The blog title is misleading IMO. It could as well be titled "Why [any other DBMS] Never Worked Out at Etsy" and the conclusion would be the same.
I'm not even saying if the article was interesting or not. It surely has it's merits, it touches a point worth discussing (the downsides of trying to cover one DBMS's weakness throwing in another DBMS in the mix), but I was uninterested. I was expecting to hear why MongoDB wasn't fit for his use case, to better understand when to use NoSQL and when not to, so yes, I was indeed biased waiting for something different—but, in my defense, I say I was biased because the title made me think this way.
His point was "in our specific scenario the benefits of using MongoDB were outweighed by the difficulties in having to manage two DBMS in parallel [at a time when MongoDB hadn't been around for long and we had to set up everything ourselves]."
If you've got data sitting in one place and then data sitting in another, it's generally a massive fucking pain in the ass.
Speaking from my experience anyway.
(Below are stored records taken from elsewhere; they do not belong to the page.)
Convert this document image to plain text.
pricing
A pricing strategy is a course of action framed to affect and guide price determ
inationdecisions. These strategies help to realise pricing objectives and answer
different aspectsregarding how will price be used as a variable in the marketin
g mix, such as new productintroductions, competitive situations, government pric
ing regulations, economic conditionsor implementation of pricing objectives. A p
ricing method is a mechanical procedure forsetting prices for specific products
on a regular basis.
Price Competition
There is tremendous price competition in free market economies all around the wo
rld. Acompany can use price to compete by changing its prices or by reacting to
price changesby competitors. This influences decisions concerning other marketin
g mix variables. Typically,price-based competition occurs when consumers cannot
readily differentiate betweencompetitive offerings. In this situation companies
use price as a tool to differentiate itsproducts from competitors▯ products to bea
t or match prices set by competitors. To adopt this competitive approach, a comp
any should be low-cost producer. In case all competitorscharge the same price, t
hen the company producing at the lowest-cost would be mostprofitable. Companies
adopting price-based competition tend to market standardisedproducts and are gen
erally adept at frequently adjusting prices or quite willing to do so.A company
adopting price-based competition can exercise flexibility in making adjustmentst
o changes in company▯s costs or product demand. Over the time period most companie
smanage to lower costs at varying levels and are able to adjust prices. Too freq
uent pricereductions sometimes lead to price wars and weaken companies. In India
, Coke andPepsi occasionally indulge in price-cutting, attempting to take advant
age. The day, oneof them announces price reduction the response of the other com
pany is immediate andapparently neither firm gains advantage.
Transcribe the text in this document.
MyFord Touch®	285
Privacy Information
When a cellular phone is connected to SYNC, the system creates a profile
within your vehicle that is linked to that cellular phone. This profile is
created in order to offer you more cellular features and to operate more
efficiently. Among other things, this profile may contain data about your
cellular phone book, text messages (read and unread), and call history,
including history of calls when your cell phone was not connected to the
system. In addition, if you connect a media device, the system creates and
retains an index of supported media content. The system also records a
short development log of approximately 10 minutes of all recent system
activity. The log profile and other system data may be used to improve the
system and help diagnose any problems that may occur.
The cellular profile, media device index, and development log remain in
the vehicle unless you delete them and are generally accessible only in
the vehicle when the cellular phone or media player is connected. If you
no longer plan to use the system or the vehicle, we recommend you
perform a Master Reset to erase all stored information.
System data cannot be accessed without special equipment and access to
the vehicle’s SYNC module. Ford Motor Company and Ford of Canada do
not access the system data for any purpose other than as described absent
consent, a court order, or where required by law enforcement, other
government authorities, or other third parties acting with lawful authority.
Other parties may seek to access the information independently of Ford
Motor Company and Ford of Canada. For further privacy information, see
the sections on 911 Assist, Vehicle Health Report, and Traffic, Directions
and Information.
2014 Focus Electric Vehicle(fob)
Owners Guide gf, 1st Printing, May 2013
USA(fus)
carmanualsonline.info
Bonus points if one of them was written by a company in the early 2000s who didn't trust those newfangled RDBMSes to get it right. Extra bonus points if they thought UTF-8 was for sissies.
We primarily use MySQL and CouchDB (BigCouch). Our user records (accounts and payment) are stored the RDBMS, while the data the users created is in BigCouch. We enjoy the schemaless nature, durability and scalability of BigCouch a lot.
Depending on your definition of "database system", we also have a hefty Solr index (for search), some Redis (no persistence only to connect systems/services via pubsub) and Memcache (cache).